Background: BCG vaccine protects against the severe forms of tuberculosis (TB) in children. Several low-prevalence countries are reviewing their policy, usually shifting from universal vaccination to vaccination of infants in high-risk groups only. We combined an epidemiologic analysis with a cost-effectiveness analysis to evaluate the cost-effectiveness of targeted strategies.
Methods: We fitted a static model to the data to estimate vaccine efficacy and risk of disease. We applied our method to the Dutch situation, analyzing severe TB cases in high-risk group children age 0-5, between 1996 and 2003. We considered the current strategy targeting immigrant children from high-incidence countries, and a proposed strategy additionally targeting children from 3 lower-incidence, but higher-immigration, countries.
Results: In the absence of vaccination, the annual risk of developing severe TB for a child in the current target group is 3/100,000, while BCG vaccination reduces this risk by 73%. Therefore about 9000 children would need to be vaccinated to prevent 1 case.

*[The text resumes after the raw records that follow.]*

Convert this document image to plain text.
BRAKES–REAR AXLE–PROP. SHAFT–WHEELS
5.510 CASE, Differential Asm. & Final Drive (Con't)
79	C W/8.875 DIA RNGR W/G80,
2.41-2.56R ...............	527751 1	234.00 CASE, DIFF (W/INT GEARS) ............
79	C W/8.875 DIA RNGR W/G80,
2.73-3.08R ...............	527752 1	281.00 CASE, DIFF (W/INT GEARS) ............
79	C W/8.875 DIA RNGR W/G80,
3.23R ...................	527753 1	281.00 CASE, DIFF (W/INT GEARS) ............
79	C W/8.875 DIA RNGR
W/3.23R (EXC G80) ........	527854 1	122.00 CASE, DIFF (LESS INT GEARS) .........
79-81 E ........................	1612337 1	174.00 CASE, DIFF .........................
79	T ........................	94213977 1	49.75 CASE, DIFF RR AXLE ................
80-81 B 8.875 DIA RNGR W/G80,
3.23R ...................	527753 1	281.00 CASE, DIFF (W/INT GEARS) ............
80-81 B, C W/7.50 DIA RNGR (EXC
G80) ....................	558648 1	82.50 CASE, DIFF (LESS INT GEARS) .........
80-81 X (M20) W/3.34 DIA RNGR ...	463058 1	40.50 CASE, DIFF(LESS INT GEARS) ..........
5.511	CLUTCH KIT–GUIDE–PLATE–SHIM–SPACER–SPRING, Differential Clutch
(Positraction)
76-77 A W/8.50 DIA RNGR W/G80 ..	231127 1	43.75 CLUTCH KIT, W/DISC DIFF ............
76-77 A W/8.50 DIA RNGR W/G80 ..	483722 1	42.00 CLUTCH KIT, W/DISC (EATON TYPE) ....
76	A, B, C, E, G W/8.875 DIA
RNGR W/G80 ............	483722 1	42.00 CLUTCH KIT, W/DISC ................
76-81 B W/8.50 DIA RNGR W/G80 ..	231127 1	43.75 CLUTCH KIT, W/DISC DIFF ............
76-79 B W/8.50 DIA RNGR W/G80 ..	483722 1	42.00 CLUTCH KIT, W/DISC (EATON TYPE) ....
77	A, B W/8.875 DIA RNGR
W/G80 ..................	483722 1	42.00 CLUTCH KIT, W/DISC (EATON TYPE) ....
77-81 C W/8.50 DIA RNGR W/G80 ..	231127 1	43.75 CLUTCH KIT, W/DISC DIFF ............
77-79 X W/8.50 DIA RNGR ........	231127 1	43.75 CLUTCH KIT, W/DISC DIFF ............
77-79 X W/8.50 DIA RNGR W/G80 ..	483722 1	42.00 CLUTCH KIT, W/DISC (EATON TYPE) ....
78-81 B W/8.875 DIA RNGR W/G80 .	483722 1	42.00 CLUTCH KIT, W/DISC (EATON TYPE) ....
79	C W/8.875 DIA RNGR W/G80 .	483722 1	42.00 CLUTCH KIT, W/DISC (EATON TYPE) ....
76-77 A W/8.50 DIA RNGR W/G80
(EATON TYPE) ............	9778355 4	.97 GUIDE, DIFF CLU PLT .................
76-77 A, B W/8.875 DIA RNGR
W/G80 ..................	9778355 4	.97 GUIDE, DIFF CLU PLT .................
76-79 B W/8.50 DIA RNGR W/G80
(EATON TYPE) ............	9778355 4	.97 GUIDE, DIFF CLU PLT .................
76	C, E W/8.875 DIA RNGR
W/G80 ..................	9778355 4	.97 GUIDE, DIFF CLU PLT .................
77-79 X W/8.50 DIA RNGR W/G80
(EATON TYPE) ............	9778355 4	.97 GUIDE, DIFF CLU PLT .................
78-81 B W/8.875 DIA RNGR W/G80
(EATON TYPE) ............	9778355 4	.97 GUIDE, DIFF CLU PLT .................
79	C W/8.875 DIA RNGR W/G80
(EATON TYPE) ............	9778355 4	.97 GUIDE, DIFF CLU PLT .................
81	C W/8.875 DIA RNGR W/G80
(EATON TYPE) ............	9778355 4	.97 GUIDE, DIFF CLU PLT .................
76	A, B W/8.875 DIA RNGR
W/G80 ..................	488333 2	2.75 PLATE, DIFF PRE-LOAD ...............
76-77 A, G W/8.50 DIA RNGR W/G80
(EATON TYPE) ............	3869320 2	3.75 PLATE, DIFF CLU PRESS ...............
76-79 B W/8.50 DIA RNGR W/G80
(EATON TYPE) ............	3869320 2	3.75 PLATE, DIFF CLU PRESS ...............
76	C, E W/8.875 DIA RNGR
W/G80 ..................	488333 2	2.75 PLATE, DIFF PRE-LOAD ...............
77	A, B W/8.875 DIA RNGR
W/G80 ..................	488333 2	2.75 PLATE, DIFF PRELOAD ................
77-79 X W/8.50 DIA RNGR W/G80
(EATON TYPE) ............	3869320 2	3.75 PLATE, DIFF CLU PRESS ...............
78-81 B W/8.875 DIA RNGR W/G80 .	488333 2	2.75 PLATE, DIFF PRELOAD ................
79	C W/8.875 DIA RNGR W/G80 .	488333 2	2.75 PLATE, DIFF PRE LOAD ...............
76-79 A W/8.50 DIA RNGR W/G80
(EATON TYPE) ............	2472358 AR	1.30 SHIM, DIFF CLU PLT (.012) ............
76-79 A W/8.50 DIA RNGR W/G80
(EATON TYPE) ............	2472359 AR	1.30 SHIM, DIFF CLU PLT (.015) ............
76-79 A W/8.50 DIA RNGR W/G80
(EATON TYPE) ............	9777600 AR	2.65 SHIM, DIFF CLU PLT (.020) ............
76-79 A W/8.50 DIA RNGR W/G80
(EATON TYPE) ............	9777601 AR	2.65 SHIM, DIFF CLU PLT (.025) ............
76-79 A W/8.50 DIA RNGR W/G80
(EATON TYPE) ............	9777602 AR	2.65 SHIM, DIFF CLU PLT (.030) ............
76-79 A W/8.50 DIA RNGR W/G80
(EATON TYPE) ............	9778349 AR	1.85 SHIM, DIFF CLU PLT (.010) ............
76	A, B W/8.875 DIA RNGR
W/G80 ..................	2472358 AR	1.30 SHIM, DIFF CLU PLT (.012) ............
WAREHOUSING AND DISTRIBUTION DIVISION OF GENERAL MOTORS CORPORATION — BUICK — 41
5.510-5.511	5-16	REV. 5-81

Vaccinating children from high-incidence countries would then cost about Euro 4,500 per discounted disability-adjusted life year averted. In the extended target group, the risk of disease is somewhat lower with a similar vaccine effectiveness, so costs are raised.
Conclusions: The current Dutch BCG strategy, as well as the proposed inclusion of immigrant children from Turkey, Surinam and former Yugoslavia, is on average cost-effective. However, the low number of both vaccinated and unvaccinated severe TB cases leads to broad confidence intervals on vaccine efficacy, highlighting the difficulty associated with decision-making in low-prevalence settings.